I have already solved it, but I think it is interesting because it is a graphic way to see the fixed point theorem, and I'm looking for more problems like this. Do you know of some book where I can find similar problems?
Thanks a lot.
I can't find any similar problems, but can offer an attempt to prove the one you have....
With the obvious choice of $X, Y$ the initial position of the thread can be viewed as the line $[0, 1] \times \{1/2\}$ in the unit square $[0, 1] \times [0, 1]$ and can apply the Euclidean metric to this space..
The second position can be seen as a path joining its two endpoints, and therefore has a representation $p(t) = (x(t), y(t))$ a continuous function mapping the unit interval into the unit square.
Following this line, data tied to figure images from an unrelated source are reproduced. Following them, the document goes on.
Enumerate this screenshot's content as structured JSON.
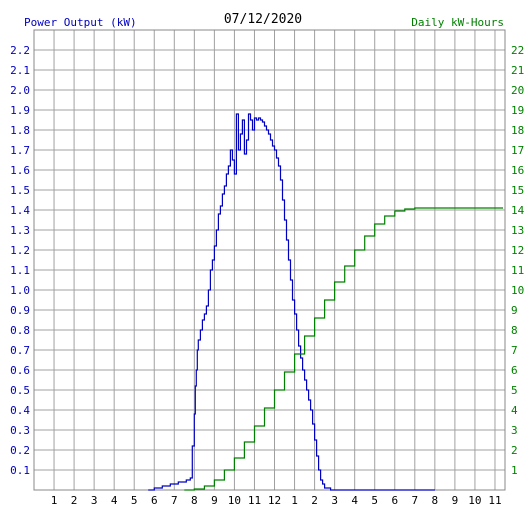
{
  "chart_data": {
    "type": "line",
    "title": "07/12/2020",
    "ylabel_left": "Power Output (kW)",
    "ylabel_right": "Daily kW-Hours",
    "x_tick_labels": [
      "1",
      "2",
      "3",
      "4",
      "5",
      "6",
      "7",
      "8",
      "9",
      "10",
      "11",
      "12",
      "1",
      "2",
      "3",
      "4",
      "5",
      "6",
      "7",
      "8",
      "9",
      "10",
      "11"
    ],
    "xlim": [
      0,
      23.5
    ],
    "ylim_left": [
      0,
      2.3
    ],
    "ylim_right": [
      0,
      23
    ],
    "y_ticks_left": [
      "0.1",
      "0.2",
      "0.3",
      "0.4",
      "0.5",
      "0.6",
      "0.7",
      "0.8",
      "0.9",
      "1.0",
      "1.1",
      "1.2",
      "1.3",
      "1.4",
      "1.5",
      "1.6",
      "1.7",
      "1.8",
      "1.9",
      "2.0",
      "2.1",
      "2.2"
    ],
    "y_ticks_right": [
      "1",
      "2",
      "3",
      "4",
      "5",
      "6",
      "7",
      "8",
      "9",
      "10",
      "11",
      "12",
      "13",
      "14",
      "15",
      "16",
      "17",
      "18",
      "19",
      "20",
      "21",
      "22"
    ],
    "grid": true,
    "series": [
      {
        "name": "Power Output (kW)",
        "color": "#0000c0",
        "axis": "left",
        "step": true,
        "x": [
          5.7,
          6.0,
          6.4,
          6.8,
          7.2,
          7.6,
          7.8,
          7.9,
          8.0,
          8.05,
          8.1,
          8.15,
          8.2,
          8.3,
          8.4,
          8.5,
          8.6,
          8.7,
          8.8,
          8.9,
          9.0,
          9.1,
          9.2,
          9.3,
          9.4,
          9.5,
          9.6,
          9.7,
          9.8,
          9.9,
          10.0,
          10.1,
          10.2,
          10.3,
          10.4,
          10.5,
          10.6,
          10.7,
          10.8,
          10.9,
          11.0,
          11.1,
          11.2,
          11.3,
          11.4,
          11.5,
          11.6,
          11.7,
          11.8,
          11.9,
          12.0,
          12.1,
          12.2,
          12.3,
          12.4,
          12.5,
          12.6,
          12.7,
          12.8,
          12.9,
          13.0,
          13.1,
          13.2,
          13.3,
          13.4,
          13.5,
          13.6,
          13.7,
          13.8,
          13.9,
          14.0,
          14.1,
          14.2,
          14.3,
          14.4,
          14.5,
          14.6,
          14.7,
          14.8,
          14.9,
          15.0,
          15.1,
          15.2,
          15.3,
          15.4,
          15.5,
          15.6,
          15.7,
          15.8,
          15.9,
          16.0,
          16.1,
          16.2,
          16.3,
          16.4,
          16.5,
          16.6,
          16.7,
          16.8,
          16.9,
          17.0,
          17.1,
          17.2,
          17.3,
          17.4,
          17.5,
          17.6,
          17.7,
          17.8,
          17.9,
          18.0,
          18.2,
          18.5,
          18.8,
          19.0,
          19.3,
          19.6,
          20.0
        ],
        "values": [
          0.0,
          0.01,
          0.02,
          0.03,
          0.04,
          0.05,
          0.06,
          0.22,
          0.38,
          0.52,
          0.6,
          0.7,
          0.75,
          0.8,
          0.85,
          0.88,
          0.92,
          1.0,
          1.1,
          1.15,
          1.22,
          1.3,
          1.38,
          1.42,
          1.48,
          1.52,
          1.58,
          1.62,
          1.7,
          1.65,
          1.58,
          1.88,
          1.7,
          1.78,
          1.85,
          1.68,
          1.75,
          1.88,
          1.85,
          1.8,
          1.86,
          1.85,
          1.86,
          1.85,
          1.84,
          1.82,
          1.8,
          1.78,
          1.75,
          1.72,
          1.7,
          1.66,
          1.62,
          1.55,
          1.45,
          1.35,
          1.25,
          1.15,
          1.05,
          0.95,
          0.88,
          0.8,
          0.72,
          0.66,
          0.6,
          0.55,
          0.5,
          0.45,
          0.4,
          0.33,
          0.25,
          0.17,
          0.1,
          0.05,
          0.03,
          0.01,
          0.01,
          0.01,
          0.0,
          0.0,
          0.0,
          0.0,
          0.0,
          0.0,
          0.0,
          0.0,
          0.0,
          0.0,
          0.0,
          0.0,
          0.0,
          0.0,
          0.0,
          0.0,
          0.0,
          0.0,
          0.0,
          0.0,
          0.0,
          0.0,
          0.0,
          0.0,
          0.0,
          0.0,
          0.0,
          0.0,
          0.0,
          0.0,
          0.0,
          0.0,
          0.0,
          0.0,
          0.0,
          0.0,
          0.0,
          0.0,
          0.0,
          0.0
        ]
      },
      {
        "name": "Daily kW-Hours",
        "color": "#008000",
        "axis": "right",
        "step": true,
        "x": [
          7.5,
          8.0,
          8.5,
          9.0,
          9.5,
          10.0,
          10.5,
          11.0,
          11.5,
          12.0,
          12.5,
          13.0,
          13.5,
          14.0,
          14.5,
          15.0,
          15.5,
          16.0,
          16.5,
          17.0,
          17.5,
          18.0,
          18.5,
          19.0,
          19.5,
          20.0,
          20.5,
          21.0,
          21.5,
          22.0,
          22.5,
          23.0,
          23.4
        ],
        "values": [
          0.0,
          0.05,
          0.2,
          0.5,
          1.0,
          1.6,
          2.4,
          3.2,
          4.1,
          5.0,
          5.9,
          6.8,
          7.7,
          8.6,
          9.5,
          10.4,
          11.2,
          12.0,
          12.7,
          13.3,
          13.7,
          13.95,
          14.05,
          14.1,
          14.1,
          14.1,
          14.1,
          14.1,
          14.1,
          14.1,
          14.1,
          14.1,
          14.1
        ]
      }
    ]
  }
}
In particular we can parameterise the path by arc length, where we know from the initial position that the total arc length $= 1$.
Then if we consider just the $x$ component, it is also a continuous function
$x: [0, 1] \to [0, 1]$ where the arc length $t$ in the $x(t)$ represents the distance from $M1$ in the initial position.
So, $x$ is a continuous function mapping the compact convex set $[0, 1]$ to (not necessarily onto) itself and so by the Brouwer Fixed Point Theorem
https://en.wikipedia.org/wiki/Brouwer_fixed-point_theorem#One-dimensional_case
it has a point with $x(t) = t$.
I.e. there is at least one point in the second position at the same distance from $M1$ as in in the initial position.